I picked this one up on the tail end of The Wall Street Journal This Morning (good bumper music on that radio show, even if it is a bit early for most). The Wall Street Journal reports (subscription required for the full story) reports on a company called LS9 that claims that it can turn sugar into “bio-crude” by using engineered microbes. The big benefit over turning that sugar into ethanol is that the “bio-crude” does not contain oxygen and thus can enter the existing petroleum infrastructure. Of course, given that there is still a fascination with oxygenated fuels despite mounting evidence that they do no net enviromental good, and that while the infrastructure for corn-a-hole is growing, the overtaxed infrastructure for petroleum is at best stagnant, that’s not exactly as big a positive as one can hope for.
LS9 also claims in a Technology Review (by MIT, yes THAT MIT) article that they’ll soon be able to customize said “bio-crude” into any number of specific hydrocarbons, thus potentially cutting out refineries entirely.
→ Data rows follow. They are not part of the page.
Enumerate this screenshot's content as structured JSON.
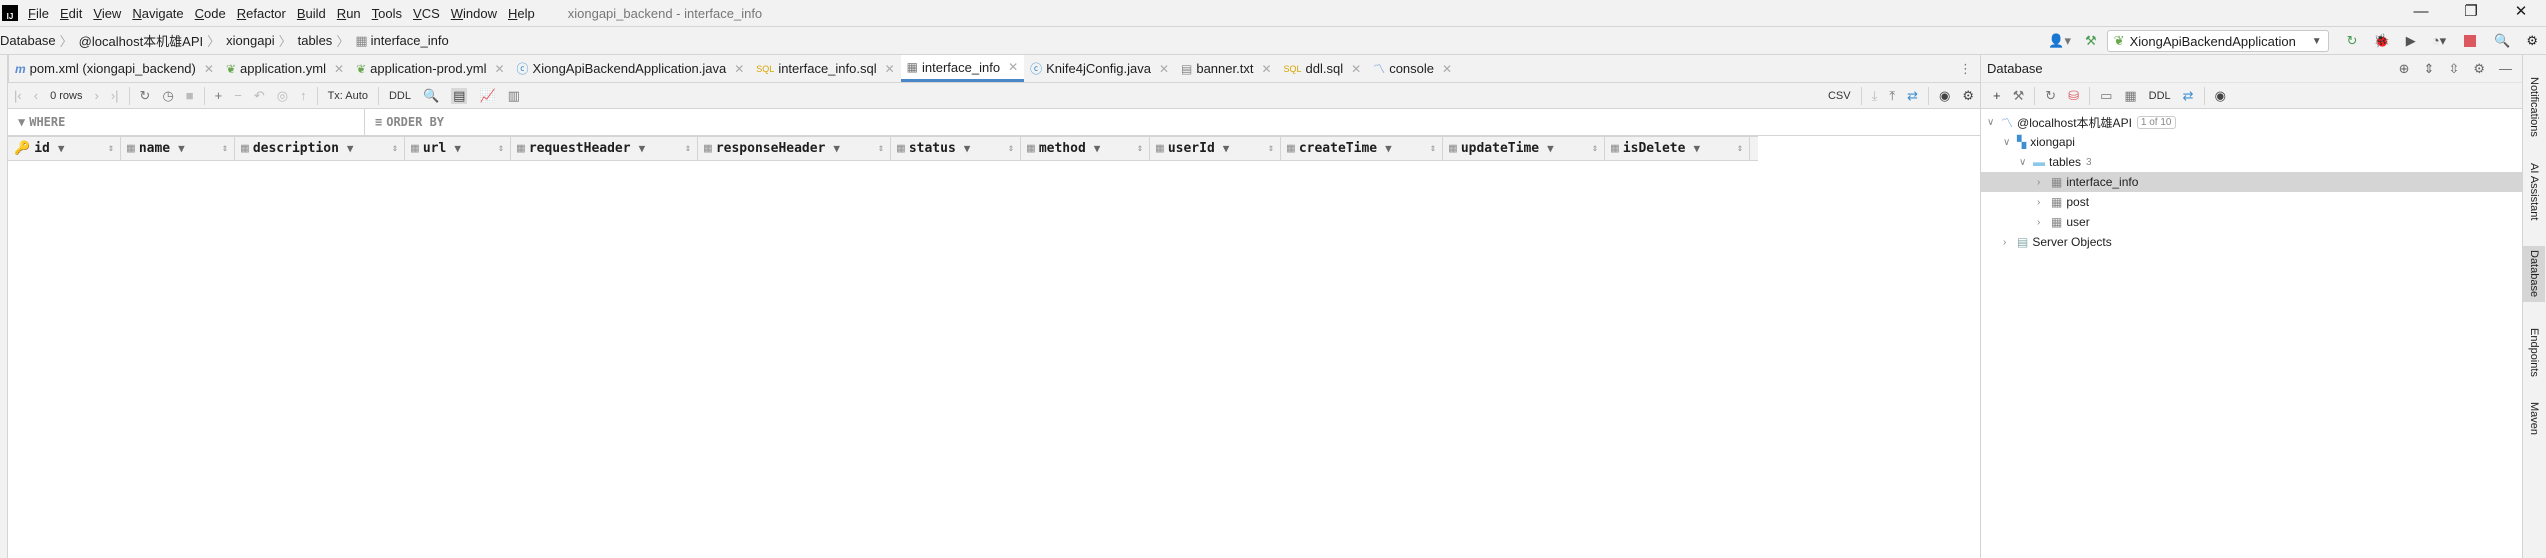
{
  "menubar": {
    "items": [
      "File",
      "Edit",
      "View",
      "Navigate",
      "Code",
      "Refactor",
      "Build",
      "Run",
      "Tools",
      "VCS",
      "Window",
      "Help"
    ],
    "title": "xiongapi_backend - interface_info"
  },
  "breadcrumb": [
    "Database",
    "@localhost本机雄API",
    "xiongapi",
    "tables",
    "interface_info"
  ],
  "run_config": "XiongApiBackendApplication",
  "tabs": [
    {
      "label": "pom.xml (xiongapi_backend)",
      "icon": "maven-icon"
    },
    {
      "label": "application.yml",
      "icon": "spring-icon"
    },
    {
      "label": "application-prod.yml",
      "icon": "spring-icon"
    },
    {
      "label": "XiongApiBackendApplication.java",
      "icon": "class-icon"
    },
    {
      "label": "interface_info.sql",
      "icon": "sql-icon"
    },
    {
      "label": "interface_info",
      "icon": "table-icon",
      "active": true
    },
    {
      "label": "Knife4jConfig.java",
      "icon": "class-icon"
    },
    {
      "label": "banner.txt",
      "icon": "text-file-icon"
    },
    {
      "label": "ddl.sql",
      "icon": "sql-icon"
    },
    {
      "label": "console",
      "icon": "mysql-icon"
    }
  ],
  "toolbar": {
    "rows": "0 rows",
    "tx": "Tx: Auto",
    "ddl": "DDL",
    "export": "CSV"
  },
  "filter": {
    "where": "WHERE",
    "order_by": "ORDER BY"
  },
  "columns": [
    "id",
    "name",
    "description",
    "url",
    "requestHeader",
    "responseHeader",
    "status",
    "method",
    "userId",
    "createTime",
    "updateTime",
    "isDelete"
  ],
  "db_panel": {
    "title": "Database",
    "ddl": "DDL",
    "tree": {
      "connection": "@localhost本机雄API",
      "connection_badge": "1 of 10",
      "schema": "xiongapi",
      "folder": "tables",
      "folder_count": "3",
      "tables": [
        "interface_info",
        "post",
        "user"
      ],
      "server_objects": "Server Objects"
    }
  },
  "right_strip": [
    "Notifications",
    "AI Assistant",
    "Database",
    "Endpoints",
    "Maven"
  ],
  "colors": {
    "accent": "#4a86c8",
    "selected_row": "#d5d5d5",
    "stop": "#db5860",
    "run": "#499c54"
  }
}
A couple of quick questions:
– Given that they’re still playing with food, how is that going to stem the looming worldwide food crisis as we keep on diverting more and more food to fuel?
– How efficient is it, really?
– Even if it is efficient in the lab, can it be scaled up to production (with or without regard to the first question)?
– Why the focus on food, when we’ve got proven, if not exactly efficient, technology to turn coal into crude and plenty of coal that the envirowhackos don’t want burned?